Anyway, the furnace is there if I want to heat the unit in the future, just need to make a few adjustments.

Step 5: Roof

The roof is covered with a rubber fiber material. I looked up the manufacturer but most of their information was just advertising. When they made the overall membrane it was seamed using some kind of heat fusion. Those seams are good but when they put the module into service they added an extra roof membrane apparently to act as an awning over the walkway fom the rooms. They really messed up this joint and it leaked a lot because of it. The water pooled on the roof at the seams and leaked through the screw holes. I removed all the extra and cleaned up the screw holes and then patched each one with a silicon rubber caulk. It looks like it is holding. I found some soft spots in the roof and it looks like I will have to peel the membrane back and fix whatever rot might be there. That is a job for the summer though.

Step 6: Insulation

I knew this unit was well insulated, the reason is for both warmth and sound dampening but I didn't realize just how good it is until we had some very cold weather. We had this early arctic air bubble move down in the middle of October and it promptly set new records for both cold and snow. I had put some garden produce in one of the rooms because it was staying chilly in the room even when it was warm outside so it was acting like a giant fridge. Rather than move it all someplace else I decided to put a small electric heater in the room and see what it would take to keep it above freezing. I was very surprised. With the wind blowing and it snowing with wind chill temps down to zero this little heater had the room in the 50's. I had to turn it way down because it was getting the room to warm. In fact I even tried just turning the heater off. In a 12 hour stretch the temperature in the room dropped from 55 down to 39 when it was in the single digits outside. That is really good and granted it is a small room but to maintain heat in it for such a long times is very good.

Step 7: Current Use

As I mentioned in the beginning my current intended use is as storage. I have set up shelves and there is a lot of space. So for organizing and even temporary storage these will work and I really like the idea of the storage being on my ground instead of off in a metal garage with no lights. I figure I will make the cost of the unit back in just a few years in the saving on rent that I will get.
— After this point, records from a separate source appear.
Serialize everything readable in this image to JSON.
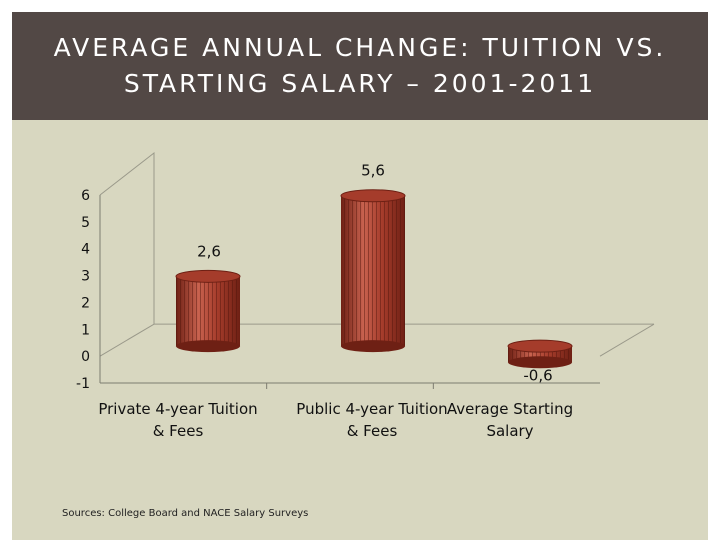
{
  "slide": {
    "title_line1": "AVERAGE ANNUAL CHANGE: TUITION VS.",
    "title_line2": "STARTING SALARY – 2001-2011",
    "source": "Sources: College Board and NACE Salary Surveys"
  },
  "colors": {
    "title_bg": "#524845",
    "chart_bg": "#d8d7c0",
    "bar": "#a53c2b",
    "bar_light": "#c8624f",
    "bar_dark": "#6e2014"
  },
  "chart_data": {
    "type": "bar",
    "style": "3d-cylinder",
    "categories": [
      [
        "Private 4-year Tuition",
        "& Fees"
      ],
      [
        "Public 4-year Tuition",
        "& Fees"
      ],
      [
        "Average Starting",
        "Salary"
      ]
    ],
    "values": [
      2.6,
      5.6,
      -0.6
    ],
    "data_labels": [
      "2,6",
      "5,6",
      "-0,6"
    ],
    "yticks": [
      "6",
      "5",
      "4",
      "3",
      "2",
      "1",
      "0",
      "-1"
    ],
    "ytick_values": [
      6,
      5,
      4,
      3,
      2,
      1,
      0,
      -1
    ],
    "ylim": [
      -1,
      6
    ],
    "title": "",
    "xlabel": "",
    "ylabel": "",
    "grid": false,
    "legend": "none"
  }
}
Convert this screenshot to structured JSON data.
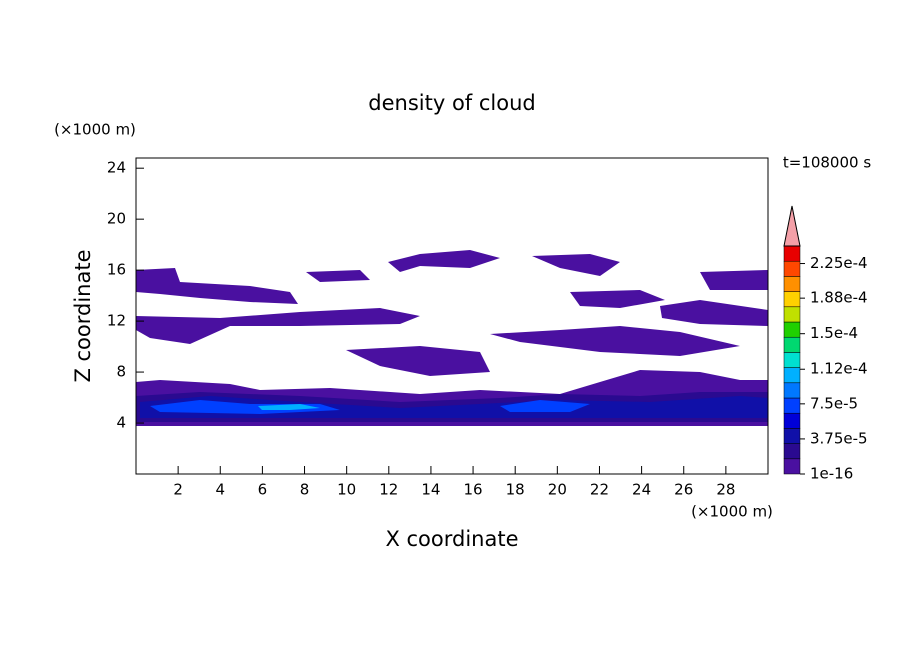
{
  "chart_data": {
    "type": "contour",
    "title": "density of cloud",
    "x_label": "X coordinate",
    "y_label": "Z coordinate",
    "x_unit": "(×1000 m)",
    "y_unit": "(×1000 m)",
    "time_label": "t=108000 s",
    "xlim": [
      0,
      30
    ],
    "ylim": [
      0,
      24.8
    ],
    "xticks": [
      2,
      4,
      6,
      8,
      10,
      12,
      14,
      16,
      18,
      20,
      22,
      24,
      26,
      28
    ],
    "yticks": [
      4,
      8,
      12,
      16,
      20,
      24
    ],
    "colorbar": {
      "lim": [
        0,
        0.00024375
      ],
      "ticks": [
        {
          "value": 1e-16,
          "label": "1e-16"
        },
        {
          "value": 3.75e-05,
          "label": "3.75e-5"
        },
        {
          "value": 7.5e-05,
          "label": "7.5e-5"
        },
        {
          "value": 0.000112,
          "label": "1.12e-4"
        },
        {
          "value": 0.00015,
          "label": "1.5e-4"
        },
        {
          "value": 0.000188,
          "label": "1.88e-4"
        },
        {
          "value": 0.000225,
          "label": "2.25e-4"
        }
      ],
      "colors": [
        "#4a10a0",
        "#2a0a90",
        "#1010a8",
        "#0000d8",
        "#0040ff",
        "#0078ff",
        "#00b0ff",
        "#00e0d0",
        "#00d870",
        "#20d000",
        "#c0e000",
        "#ffd000",
        "#ff9000",
        "#ff4800",
        "#e80000"
      ],
      "extend_color": "#f4a0a8"
    }
  }
}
There is also a security factor to consider. Each door has a substantial lock on it so the units can be locked and secured. With it all wired up I will also have no problem adding a video surveillance camera.

Step 8: Future Uses

When I first looked through the module I wondered how difficult it would be to combine rooms together by taking out a dividing wall. I thought it work good to turn 2 rooms into an ebay shipping office. I could put shelves on one wall a table/desk on another wall and set up a photo booth. With power and internet I could essentially do everything from there. It would be a dedicated space where I could walk away and lock the door and have everything not disturbed when I come back. I can take stuff directly from a storage room to the ebay room and set it up for selling. The ideal rooms for converting are the ones next to the furnace room. One of those rooms has the thermostat in it So that would be a big plus if I wanted to use the furnace. . A large part of the furnace room is unused so removing a wall there would give me the use of that area and also provide a return air for the furnace. There are a couple of pictures of some modules that were converted into small offices.

So, there are more projects for this module ahead.

In addition, the salvage guy told me that he has another camp coming up in the spring. He will let me know what becomes available. The idea occurred to me that maybe I could get into the storage business. Set up another module and rent the rooms out. I could even make them climate controlled. We will see what happens in the spring.

Another use for these is to make them into a kennel. Another buyer converted two of them into a large kennel.

Maybe I could set up a cat room in one. Many possibilities.

All things considered it is a pretty good deal for less than what a small shed would cost.